Но уже вечером в пятницу выяснилось, что на комсомольском собрании придется выступать только нам с Петькой вдвоем. Сашка Бобырь выбыл из строя. Ему снова не повезло. Мы прослышали, что после обеда в пятницу на стадионе около завода «Мотор» будут играть в футбол наши зареченские хлопцы. Мы пришли на площадь еще до начала игры, и Бобырь сразу стал проситься, чтобы его взяли на левый край, но охотников играть хватало, и ему отказали. Сашка заметно огорчился, но потом, делая вид, что ему не особенно хочется играть, сказал капитану команды Яшке Тиктору:
— Ну ладно, я тогда позагораю, а когда кого-нибудь подкуют, позовите меня!
Вблизи ворот, за линией поля, стояла расшатанная судейская вышка. Обычно, когда на стадионе играли волейбольные команды, эту вышку подтягивали к площадке, на нее залезал судья и свистел оттуда сверху, как милиционер. Сашка Бобырь взобрался на эту вышку, разделся и, оставшись в одних только малиновых трусиках, подставил солнцу свое худое веснушчатое тело. Площадка на верху вышки была не очень широка, и поэтому Сашкины ноги высовывались наружу.

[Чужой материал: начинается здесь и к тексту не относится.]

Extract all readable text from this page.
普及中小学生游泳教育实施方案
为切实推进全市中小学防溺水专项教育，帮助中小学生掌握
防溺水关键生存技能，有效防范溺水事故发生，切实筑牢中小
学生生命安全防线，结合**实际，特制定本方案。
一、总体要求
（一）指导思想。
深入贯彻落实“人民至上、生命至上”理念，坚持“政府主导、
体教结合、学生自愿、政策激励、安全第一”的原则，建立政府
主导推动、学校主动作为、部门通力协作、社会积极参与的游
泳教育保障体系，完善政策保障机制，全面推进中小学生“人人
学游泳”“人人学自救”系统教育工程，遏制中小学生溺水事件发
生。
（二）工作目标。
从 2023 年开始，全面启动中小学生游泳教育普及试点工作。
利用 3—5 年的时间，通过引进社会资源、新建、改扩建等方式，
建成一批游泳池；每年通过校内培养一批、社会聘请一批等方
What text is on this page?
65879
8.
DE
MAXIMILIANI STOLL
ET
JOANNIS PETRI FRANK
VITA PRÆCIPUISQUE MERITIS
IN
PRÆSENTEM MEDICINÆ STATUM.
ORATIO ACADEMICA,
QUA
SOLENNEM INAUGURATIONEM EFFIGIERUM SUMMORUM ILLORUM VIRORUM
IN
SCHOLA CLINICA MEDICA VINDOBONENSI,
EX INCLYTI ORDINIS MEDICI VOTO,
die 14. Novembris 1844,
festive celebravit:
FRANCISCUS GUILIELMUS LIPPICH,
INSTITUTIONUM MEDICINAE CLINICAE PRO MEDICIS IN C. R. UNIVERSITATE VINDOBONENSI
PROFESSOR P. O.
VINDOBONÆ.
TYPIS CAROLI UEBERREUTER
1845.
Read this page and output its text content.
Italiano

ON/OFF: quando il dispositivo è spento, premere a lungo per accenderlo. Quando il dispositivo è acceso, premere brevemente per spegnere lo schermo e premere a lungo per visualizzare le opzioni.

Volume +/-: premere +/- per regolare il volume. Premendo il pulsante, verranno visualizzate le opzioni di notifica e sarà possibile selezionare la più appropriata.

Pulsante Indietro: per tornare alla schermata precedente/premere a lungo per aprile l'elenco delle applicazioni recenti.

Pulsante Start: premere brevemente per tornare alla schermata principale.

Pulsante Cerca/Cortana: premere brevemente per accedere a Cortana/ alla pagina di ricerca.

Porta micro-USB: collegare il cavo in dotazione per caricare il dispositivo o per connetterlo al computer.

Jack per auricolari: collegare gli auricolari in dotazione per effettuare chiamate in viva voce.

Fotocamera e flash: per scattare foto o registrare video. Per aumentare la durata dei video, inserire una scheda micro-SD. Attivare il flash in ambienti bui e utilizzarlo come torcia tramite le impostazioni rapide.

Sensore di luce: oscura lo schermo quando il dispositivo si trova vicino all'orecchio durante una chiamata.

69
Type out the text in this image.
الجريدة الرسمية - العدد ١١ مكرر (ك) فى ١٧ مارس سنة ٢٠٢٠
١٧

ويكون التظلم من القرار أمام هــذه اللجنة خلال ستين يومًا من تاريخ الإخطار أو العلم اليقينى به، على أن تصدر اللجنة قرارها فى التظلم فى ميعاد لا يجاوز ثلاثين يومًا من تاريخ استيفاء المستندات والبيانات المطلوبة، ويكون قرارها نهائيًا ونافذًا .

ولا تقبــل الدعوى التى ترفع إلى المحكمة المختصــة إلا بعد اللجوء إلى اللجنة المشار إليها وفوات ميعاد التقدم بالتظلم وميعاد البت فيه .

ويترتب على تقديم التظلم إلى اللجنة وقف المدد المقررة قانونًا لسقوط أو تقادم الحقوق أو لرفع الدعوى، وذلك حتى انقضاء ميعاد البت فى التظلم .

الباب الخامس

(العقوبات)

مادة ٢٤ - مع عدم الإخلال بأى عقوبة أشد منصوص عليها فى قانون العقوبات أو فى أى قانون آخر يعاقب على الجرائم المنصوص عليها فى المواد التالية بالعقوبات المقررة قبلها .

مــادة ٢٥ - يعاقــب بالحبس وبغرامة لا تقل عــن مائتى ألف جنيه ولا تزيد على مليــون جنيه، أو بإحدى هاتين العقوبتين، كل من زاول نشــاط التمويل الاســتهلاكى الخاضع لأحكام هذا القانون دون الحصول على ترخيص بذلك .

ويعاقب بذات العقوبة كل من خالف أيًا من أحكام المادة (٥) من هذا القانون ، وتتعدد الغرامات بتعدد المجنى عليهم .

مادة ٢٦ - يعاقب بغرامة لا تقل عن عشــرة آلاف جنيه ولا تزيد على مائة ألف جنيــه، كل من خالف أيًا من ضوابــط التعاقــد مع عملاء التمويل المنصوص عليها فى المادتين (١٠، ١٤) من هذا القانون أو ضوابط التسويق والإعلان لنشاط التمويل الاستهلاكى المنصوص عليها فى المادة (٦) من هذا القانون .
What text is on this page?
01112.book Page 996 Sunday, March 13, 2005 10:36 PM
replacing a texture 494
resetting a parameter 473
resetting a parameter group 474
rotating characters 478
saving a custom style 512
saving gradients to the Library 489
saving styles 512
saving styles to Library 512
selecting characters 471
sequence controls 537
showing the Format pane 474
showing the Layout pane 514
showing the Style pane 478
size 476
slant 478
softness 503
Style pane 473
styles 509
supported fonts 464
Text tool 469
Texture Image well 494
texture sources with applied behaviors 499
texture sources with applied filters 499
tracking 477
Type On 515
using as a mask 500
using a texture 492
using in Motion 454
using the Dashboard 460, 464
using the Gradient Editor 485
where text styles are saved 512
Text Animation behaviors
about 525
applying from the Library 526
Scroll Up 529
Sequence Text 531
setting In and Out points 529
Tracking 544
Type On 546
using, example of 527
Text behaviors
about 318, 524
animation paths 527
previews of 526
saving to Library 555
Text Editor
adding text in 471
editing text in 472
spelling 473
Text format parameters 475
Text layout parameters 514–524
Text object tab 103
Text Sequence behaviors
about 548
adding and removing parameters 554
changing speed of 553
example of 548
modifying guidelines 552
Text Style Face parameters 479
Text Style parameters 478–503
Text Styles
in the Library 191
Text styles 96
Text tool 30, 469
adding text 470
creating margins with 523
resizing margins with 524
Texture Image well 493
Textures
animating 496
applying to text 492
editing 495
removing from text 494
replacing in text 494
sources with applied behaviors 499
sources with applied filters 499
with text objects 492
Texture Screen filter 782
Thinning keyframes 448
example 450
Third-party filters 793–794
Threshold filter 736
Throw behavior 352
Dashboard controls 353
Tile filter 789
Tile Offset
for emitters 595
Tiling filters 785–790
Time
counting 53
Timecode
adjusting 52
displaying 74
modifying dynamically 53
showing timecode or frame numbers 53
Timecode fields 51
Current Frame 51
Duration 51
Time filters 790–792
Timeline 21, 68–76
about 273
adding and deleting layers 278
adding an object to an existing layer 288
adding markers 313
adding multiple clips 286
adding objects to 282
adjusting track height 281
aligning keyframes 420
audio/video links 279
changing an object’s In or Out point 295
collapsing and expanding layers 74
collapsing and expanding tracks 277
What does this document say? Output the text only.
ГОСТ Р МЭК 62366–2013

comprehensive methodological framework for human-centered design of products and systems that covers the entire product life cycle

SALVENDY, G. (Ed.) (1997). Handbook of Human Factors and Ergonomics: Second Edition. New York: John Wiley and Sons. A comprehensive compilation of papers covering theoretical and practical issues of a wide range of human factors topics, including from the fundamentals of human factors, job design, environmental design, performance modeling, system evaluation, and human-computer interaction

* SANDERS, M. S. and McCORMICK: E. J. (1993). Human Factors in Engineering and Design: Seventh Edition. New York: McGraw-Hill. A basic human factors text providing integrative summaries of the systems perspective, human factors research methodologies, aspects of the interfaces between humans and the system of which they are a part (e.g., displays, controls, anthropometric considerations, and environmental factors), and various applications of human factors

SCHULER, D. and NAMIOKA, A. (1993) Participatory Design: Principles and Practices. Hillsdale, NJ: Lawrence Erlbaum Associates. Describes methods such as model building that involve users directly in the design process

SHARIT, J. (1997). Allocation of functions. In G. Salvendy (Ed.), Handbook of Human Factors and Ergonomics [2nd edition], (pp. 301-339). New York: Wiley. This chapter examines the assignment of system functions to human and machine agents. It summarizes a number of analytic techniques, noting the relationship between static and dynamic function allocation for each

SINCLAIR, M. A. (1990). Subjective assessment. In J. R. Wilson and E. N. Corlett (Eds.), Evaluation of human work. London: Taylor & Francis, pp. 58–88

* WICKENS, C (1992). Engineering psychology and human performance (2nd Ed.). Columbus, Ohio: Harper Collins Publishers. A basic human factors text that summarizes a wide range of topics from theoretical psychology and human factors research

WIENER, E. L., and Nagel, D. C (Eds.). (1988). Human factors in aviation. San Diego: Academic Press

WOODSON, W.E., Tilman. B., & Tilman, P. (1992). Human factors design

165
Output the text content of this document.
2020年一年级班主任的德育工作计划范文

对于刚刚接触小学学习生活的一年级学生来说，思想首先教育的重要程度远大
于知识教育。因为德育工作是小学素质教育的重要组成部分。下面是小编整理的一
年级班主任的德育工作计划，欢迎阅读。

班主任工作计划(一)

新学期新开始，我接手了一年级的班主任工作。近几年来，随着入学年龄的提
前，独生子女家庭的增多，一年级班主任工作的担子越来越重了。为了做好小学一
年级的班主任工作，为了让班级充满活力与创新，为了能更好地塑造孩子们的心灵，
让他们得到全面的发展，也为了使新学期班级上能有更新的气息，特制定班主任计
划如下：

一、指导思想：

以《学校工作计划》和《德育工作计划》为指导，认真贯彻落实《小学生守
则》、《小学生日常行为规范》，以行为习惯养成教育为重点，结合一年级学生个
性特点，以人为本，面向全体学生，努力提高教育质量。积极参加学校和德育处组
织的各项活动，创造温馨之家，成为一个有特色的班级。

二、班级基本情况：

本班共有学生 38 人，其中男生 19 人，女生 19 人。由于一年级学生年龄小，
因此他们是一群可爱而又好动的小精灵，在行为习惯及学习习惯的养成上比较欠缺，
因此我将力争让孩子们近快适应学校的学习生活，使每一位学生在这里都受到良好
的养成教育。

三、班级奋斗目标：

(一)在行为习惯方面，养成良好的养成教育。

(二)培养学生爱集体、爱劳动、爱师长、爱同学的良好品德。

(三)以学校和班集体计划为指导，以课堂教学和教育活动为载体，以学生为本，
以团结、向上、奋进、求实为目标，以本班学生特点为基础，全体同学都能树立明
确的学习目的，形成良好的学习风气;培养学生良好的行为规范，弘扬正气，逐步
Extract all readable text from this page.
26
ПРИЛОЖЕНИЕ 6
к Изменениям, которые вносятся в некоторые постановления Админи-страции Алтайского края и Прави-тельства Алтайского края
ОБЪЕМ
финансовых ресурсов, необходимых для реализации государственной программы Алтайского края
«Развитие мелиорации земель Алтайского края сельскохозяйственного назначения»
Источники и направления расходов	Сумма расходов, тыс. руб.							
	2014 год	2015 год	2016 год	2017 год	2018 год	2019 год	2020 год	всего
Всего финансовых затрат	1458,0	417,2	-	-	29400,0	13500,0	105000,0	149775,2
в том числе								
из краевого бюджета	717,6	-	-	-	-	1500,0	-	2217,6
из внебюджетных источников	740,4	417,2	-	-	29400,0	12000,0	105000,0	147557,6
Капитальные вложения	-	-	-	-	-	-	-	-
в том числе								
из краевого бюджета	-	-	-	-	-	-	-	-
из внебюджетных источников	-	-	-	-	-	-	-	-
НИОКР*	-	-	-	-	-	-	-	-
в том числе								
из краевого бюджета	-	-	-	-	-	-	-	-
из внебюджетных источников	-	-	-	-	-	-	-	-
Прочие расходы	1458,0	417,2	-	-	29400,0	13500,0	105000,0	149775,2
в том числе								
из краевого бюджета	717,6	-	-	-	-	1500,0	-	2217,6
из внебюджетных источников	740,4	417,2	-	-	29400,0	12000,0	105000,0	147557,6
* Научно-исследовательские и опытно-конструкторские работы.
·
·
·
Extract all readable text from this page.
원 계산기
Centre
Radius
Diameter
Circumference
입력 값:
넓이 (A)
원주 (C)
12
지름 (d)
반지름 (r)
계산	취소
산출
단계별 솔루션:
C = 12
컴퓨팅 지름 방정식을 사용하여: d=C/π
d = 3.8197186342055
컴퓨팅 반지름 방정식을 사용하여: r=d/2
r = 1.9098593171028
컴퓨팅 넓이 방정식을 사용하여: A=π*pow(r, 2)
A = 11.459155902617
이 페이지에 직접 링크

— Все равно не загоришь, Бобырь! — крикнул снизу Петька Маремуха. — Конопатые не загорают! Иди лучше к нам.
Сашка даже не откликнулся на приглашение. Оскорбленный тем, что его не взяли в игру, он решил оставаться в одиночестве. Мы с Петькой растянулись на мягкой траве около самой линии поля и, следя за игрой, вскоре позабыли о Сашке. Зареченцы сперва играли неважно, и я подумал даже, что зря они начали игру в двое ворот, им бы в пору еще на одни ворота тренироваться: нападение было слабое, центрфорвард и капитан команды Яшка Тиктор так «мазал» все время, что тошно было смотреть. Однако чем дальше шла игра, тем все больше было настоящих ударов, а под конец первого тайма хлопцы из первой команды очень ловко стали пасоваться головами.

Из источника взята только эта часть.